Employment law does not adhere to the biblical injunction that “No servant can serve two masters …” Under many regulatory schemes the law recognizes that two (or more) employers may owe legal duties to a single employee. Many businesses have decreased their direct employee head count by relying upon staffing firms to provide temporary employees, or outsourcing certain functions entirely. The National Labor Relations Board, or NLRB, and the Wage Hour Division, or WHD, of the United States Department of Labor have announced new rules applicable to their review of the joint employment issues created by these changes. These new rules will expand application of traditional labor and employment laws to businesses that do not consider themselves to be the “employer” of temporary or contracted employees.
NLRB’s Treatment of Joint Employers
In Boire v. Greyhound, 376 U.S. 473, 481 (1964), the state Supreme Court held that common law concepts of employment were intended to define the employment relationship under the National Labor Relations Act, and endorsed the NLRB’s theory that two statutory employers could jointly employ a single workforce if both “possessed sufficient control over the work of the employees.” At a later stage of the case, the NLRB held that joint employer status was demonstrated by proof that two separate employers “shared, or codetermined, those matters governing essential terms and conditions of employment ….” The U.S. Court of Appeals for the Third Circuit ultimately endorsed the NLRB’s Greyhound joint employer analysis in NLRB v. Browning-Ferris Industries of Pennsylvania, 691 F.2d 1117 (3d Cir. 1982), enf’g, 259 NLRB 148 (1981).
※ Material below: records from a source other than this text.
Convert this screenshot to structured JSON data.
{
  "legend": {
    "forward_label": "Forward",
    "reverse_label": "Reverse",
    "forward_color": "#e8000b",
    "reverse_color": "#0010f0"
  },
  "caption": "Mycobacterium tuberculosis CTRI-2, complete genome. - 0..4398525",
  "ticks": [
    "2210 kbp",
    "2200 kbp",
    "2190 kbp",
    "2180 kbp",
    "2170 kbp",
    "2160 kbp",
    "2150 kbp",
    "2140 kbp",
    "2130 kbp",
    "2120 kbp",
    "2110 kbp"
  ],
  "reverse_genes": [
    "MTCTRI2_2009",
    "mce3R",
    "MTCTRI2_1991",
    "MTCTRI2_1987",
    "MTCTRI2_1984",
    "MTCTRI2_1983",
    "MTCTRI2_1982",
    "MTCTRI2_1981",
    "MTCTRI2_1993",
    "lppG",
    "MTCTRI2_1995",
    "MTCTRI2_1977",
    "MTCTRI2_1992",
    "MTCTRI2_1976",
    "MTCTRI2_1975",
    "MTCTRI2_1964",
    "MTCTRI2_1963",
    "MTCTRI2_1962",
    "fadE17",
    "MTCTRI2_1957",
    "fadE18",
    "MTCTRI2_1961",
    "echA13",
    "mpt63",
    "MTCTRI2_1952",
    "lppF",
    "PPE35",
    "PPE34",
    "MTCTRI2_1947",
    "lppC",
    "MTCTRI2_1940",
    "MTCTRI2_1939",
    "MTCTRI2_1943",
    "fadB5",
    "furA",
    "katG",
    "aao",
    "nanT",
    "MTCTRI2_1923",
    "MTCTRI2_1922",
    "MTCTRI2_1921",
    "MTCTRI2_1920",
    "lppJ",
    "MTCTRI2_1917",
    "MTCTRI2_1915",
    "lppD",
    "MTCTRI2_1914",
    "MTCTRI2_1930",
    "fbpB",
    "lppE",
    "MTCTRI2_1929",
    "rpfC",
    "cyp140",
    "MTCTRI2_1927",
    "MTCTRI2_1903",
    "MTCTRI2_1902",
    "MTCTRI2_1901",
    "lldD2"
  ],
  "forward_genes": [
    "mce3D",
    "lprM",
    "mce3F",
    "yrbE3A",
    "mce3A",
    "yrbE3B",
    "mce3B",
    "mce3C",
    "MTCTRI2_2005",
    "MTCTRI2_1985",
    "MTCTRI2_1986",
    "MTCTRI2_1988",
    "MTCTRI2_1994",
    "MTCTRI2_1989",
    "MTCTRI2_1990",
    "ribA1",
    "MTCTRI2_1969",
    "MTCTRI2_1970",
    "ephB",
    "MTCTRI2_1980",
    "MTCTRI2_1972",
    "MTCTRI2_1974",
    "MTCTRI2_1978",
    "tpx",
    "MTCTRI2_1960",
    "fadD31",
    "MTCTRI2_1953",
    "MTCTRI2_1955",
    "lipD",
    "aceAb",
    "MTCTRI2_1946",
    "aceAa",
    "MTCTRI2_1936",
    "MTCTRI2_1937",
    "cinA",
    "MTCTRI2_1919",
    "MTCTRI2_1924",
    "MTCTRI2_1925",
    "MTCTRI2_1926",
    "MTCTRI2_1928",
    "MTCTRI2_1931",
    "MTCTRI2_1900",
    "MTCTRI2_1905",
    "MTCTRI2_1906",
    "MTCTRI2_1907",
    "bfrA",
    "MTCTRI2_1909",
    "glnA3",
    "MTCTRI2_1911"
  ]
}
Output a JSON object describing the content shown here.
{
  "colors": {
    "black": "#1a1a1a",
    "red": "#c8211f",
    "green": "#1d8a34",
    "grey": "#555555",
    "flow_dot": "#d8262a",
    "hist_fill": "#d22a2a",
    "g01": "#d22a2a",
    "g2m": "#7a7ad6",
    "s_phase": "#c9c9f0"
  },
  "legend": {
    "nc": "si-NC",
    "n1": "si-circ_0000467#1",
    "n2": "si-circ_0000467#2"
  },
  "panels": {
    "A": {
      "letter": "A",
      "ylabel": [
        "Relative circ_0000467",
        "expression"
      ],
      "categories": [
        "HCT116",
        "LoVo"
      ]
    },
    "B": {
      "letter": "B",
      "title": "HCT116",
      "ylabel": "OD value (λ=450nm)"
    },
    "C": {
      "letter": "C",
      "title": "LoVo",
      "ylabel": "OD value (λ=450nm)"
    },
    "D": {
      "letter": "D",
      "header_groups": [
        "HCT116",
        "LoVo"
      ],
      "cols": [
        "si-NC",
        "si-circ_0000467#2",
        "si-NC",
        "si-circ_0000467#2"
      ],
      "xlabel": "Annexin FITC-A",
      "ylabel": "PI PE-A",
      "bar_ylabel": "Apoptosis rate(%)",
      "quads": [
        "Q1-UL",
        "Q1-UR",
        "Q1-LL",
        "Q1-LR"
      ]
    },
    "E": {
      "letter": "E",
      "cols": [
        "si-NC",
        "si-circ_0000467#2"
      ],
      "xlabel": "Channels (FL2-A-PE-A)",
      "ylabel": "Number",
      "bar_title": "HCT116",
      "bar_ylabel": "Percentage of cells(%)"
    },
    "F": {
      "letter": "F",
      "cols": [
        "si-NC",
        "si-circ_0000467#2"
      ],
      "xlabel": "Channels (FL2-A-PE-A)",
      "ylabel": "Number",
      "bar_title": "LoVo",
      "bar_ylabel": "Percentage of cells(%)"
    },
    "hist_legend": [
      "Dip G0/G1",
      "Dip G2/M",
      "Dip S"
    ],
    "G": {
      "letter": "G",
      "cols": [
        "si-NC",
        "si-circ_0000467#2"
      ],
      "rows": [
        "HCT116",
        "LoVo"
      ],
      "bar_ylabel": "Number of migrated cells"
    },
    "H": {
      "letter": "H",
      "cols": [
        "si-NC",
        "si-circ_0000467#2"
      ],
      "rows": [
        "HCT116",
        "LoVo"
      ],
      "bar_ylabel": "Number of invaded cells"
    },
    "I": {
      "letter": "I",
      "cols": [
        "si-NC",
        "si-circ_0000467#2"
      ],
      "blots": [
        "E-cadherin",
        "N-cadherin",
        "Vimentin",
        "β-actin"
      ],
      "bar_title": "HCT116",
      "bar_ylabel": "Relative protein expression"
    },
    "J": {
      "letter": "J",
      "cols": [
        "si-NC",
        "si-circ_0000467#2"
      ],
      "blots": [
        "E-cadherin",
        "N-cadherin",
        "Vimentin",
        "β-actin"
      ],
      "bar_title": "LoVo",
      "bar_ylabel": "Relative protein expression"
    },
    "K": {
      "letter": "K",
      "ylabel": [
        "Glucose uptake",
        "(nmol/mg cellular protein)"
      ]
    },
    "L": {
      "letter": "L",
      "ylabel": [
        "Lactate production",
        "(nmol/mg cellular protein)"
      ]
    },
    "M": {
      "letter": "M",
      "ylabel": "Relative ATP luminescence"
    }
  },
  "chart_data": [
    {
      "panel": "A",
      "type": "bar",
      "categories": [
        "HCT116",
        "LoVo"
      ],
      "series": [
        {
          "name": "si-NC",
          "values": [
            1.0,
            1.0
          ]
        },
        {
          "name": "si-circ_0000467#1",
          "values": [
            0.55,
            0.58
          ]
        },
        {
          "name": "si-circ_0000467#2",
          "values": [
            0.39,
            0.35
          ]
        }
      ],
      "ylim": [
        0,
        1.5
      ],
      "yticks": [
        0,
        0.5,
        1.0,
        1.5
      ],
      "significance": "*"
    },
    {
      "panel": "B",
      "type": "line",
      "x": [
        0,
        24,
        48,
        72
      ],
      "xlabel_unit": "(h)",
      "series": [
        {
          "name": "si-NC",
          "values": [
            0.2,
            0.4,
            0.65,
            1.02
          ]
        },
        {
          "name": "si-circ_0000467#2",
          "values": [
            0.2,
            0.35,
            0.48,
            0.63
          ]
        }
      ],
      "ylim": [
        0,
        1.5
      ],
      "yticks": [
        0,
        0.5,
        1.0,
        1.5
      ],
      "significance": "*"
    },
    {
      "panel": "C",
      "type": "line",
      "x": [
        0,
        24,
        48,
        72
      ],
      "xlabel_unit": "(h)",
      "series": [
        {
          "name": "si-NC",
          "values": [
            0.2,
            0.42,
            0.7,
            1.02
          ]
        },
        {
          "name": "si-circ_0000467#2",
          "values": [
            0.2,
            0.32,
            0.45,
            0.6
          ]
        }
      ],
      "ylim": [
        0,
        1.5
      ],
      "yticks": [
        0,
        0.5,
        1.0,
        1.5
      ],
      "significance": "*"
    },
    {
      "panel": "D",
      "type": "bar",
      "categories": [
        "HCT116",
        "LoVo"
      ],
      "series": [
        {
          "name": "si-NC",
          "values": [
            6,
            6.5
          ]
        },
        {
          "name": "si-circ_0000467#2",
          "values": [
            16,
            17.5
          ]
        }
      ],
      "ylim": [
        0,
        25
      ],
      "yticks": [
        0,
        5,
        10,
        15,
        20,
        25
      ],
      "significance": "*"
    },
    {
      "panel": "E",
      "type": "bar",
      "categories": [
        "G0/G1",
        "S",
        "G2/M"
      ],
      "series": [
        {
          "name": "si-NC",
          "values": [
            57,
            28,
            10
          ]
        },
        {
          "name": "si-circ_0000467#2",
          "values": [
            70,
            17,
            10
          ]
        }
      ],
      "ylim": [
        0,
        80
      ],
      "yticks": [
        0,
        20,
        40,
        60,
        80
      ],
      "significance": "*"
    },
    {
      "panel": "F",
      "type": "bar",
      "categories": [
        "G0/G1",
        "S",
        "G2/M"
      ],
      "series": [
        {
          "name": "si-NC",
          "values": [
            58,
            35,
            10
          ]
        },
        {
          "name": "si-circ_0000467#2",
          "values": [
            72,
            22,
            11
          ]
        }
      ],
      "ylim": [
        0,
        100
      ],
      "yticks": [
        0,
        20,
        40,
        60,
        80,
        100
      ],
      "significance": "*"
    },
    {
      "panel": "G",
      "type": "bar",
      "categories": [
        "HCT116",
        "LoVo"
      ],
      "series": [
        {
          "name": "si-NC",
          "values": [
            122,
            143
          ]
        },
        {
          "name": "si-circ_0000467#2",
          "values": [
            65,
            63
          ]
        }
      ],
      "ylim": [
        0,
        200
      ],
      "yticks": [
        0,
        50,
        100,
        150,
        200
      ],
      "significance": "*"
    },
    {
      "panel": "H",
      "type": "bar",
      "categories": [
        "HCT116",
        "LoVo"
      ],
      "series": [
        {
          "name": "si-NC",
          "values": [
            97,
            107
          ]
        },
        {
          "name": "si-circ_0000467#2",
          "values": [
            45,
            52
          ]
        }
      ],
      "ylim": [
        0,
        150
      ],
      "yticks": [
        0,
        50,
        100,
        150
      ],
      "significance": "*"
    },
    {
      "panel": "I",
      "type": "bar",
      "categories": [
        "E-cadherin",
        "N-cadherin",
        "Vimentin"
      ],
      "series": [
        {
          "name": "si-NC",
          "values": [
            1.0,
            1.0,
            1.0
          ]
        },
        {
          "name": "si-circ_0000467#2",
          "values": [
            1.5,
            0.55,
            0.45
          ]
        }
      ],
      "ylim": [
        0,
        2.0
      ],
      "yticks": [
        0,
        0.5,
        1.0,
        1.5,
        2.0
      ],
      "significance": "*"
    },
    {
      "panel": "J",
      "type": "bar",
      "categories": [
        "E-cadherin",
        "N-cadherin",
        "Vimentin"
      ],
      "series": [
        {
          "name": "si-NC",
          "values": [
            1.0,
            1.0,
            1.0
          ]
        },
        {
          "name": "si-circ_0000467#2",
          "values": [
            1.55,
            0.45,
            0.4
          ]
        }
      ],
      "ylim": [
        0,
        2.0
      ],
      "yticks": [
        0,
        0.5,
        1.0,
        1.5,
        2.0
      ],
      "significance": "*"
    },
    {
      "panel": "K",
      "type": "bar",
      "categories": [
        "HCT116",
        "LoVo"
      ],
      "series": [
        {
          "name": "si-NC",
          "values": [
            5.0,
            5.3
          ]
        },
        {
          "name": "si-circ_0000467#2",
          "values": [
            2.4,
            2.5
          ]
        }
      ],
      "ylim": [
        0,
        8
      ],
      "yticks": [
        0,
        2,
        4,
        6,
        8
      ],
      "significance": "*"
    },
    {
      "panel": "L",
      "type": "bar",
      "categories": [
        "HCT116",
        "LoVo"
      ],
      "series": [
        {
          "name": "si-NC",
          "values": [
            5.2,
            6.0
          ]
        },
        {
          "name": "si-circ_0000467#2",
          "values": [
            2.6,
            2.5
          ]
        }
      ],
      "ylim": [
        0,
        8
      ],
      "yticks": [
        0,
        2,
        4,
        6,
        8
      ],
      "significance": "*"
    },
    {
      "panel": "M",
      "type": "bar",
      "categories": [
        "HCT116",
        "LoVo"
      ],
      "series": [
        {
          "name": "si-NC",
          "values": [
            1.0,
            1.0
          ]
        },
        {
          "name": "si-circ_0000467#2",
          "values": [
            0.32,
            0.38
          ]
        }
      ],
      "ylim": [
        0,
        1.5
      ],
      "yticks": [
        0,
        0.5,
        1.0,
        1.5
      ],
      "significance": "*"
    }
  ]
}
There, the court stated that: The basis of the [joint employer] finding is simply that one employer while contracting in good faith with an otherwise independent company, has retained for itself sufficient control of the terms and conditions of employment of the employees who are employed by the other employer… Thus, the “joint employer” concept recognizes that the business entities involved are in fact separate but that they share or codetermine those matters governing the essential terms and conditions of employment.